Quando, giunti a Cuba da pochi giorni, conoscemmo Marco Polo e Robin Hood mentre passeggiavamo di sabato sera sul Malecòn, tirammo un sospiro di sollievo. Fino a quel momento chi non ci aveva fermato per vedere di arrotondare lo stipendio lo aveva fatto per combinare su due piedi un matrimonio fruttuoso.
Ma quei due strani soggetti no, niente di tutto ciò. Con loro fu tutt'un chiacchierare, sghignazzare, sbeffeggiarsi, divagare. Eravamo quattro coetanei incontratisi di fronte al mare come potrebbe succedere un pò ovunque. Niente turista-da-spennare vs cubano-bisognoso.
Così, dopo una piacevole chiacchierata di un paio d'ore, ritornammo in camera che ancora ridevamo e promettemmo a Marco e Robin che li avremmo richiamati, una volta tornati nella capitale, a fine Cuba-tour.
Pur avendo meschinamente infranto la promessa, ad un giorno dal rientro in patria ecco sul Malecòn la stessa chioma leonina. Gran festa, e poi di nuovo chiacchiere e risate.
Ma qualche ora dopo, quella sera di inizio novembre, mentre camminavamo tutti insieme in direzione di casa, un poliziotto d'improvviso ha fermato i due fuorilegge che ci portavamo appresso.
Ha voluto i loro documenti, li ha riempiti di domande.
Noi, perplesse, stavamo in disparte senza sapere come muoverci. Poi il giovane in divisa ci ha chiamato in causa: "da quanto tempo conoscete quei due?".
Abbiamo esitato e poi optato per "un due settimane, circa".
Purtroppo loro avevano arrotondato per eccesso, dichiarando "quasi un mese".
Così il poliziotto ha cominciato a sbuffare. Disapprovava quella malefatta e pareva essere seriamente stufo di situazioni insormontabili, complicate e ingestibili come la nostra. Sembrava essere realmente stanco di avere a che fare con un popolo così indisciplinato, così scorretto da pretendere di avere a che fare con gli stranieri, quando è risaputo che non è cosa da farsi.
Era davvero arrabbiato ed esausto di dover tenere a bada un branco di delinquenti.
Si è messo velocemente in contatto con la centrale e ha controllato i precedenti di Marco Polo e Robin Hood, intimava di fare attenzione, la situazione era seria: due cubani stavano passeggiando e conversando in compagnia di due ragazze italiane. Ma, quel che è peggio, le dichiarazioni non coincidevano, i ragazzi palesemente mentivano, gli stavano nascondendo qualcosa di grosso.
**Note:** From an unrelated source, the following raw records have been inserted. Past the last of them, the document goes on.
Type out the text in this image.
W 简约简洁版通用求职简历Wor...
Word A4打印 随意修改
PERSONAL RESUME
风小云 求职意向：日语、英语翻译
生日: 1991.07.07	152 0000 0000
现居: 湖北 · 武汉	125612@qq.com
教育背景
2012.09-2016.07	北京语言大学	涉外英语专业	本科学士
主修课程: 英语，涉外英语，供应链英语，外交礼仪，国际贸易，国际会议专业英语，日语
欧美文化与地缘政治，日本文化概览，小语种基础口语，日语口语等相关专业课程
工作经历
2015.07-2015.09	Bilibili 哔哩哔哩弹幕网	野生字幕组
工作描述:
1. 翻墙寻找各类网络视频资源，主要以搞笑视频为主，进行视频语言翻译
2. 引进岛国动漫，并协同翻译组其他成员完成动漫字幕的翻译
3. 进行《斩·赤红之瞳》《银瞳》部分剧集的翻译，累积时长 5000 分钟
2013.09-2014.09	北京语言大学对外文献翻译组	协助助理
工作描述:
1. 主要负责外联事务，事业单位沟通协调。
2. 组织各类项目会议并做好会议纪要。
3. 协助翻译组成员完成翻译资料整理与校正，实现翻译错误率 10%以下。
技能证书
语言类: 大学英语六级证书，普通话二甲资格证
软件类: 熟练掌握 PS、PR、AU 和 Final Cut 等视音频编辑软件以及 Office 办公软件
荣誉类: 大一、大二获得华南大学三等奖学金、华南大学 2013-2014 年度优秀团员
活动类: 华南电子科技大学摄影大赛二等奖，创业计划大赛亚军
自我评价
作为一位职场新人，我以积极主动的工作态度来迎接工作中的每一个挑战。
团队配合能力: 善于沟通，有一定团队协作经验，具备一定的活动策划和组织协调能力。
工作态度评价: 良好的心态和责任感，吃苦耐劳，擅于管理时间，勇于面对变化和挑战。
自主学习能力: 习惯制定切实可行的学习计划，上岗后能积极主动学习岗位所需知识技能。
Fortunatamente il poliziotto a lungo andare si è arreso, e dopo aver preso atto della loro fedina penale pulita, ha generosamente graziato i ragazzi.
Così ci siamo rimessi in marcia e dopo pochi passi Marco Polo improvvisamente ha rotto il pesante silenzio per cantilenare ironicamente una canzoncina che faceva: "que bonita es Cuba, que linda es Cuba".
Robin a testa bassa ha aggiunto: "es que lo que a nosotros falta, a vosotros sobra... la libertad."
Anche se la confidenza fosse stata tale da stringerli in un abbraccio dopo quelle sentenze amare, io non avrei potuto farlo. Quel poliziotto, lì dietro, ci stava ancora guardando.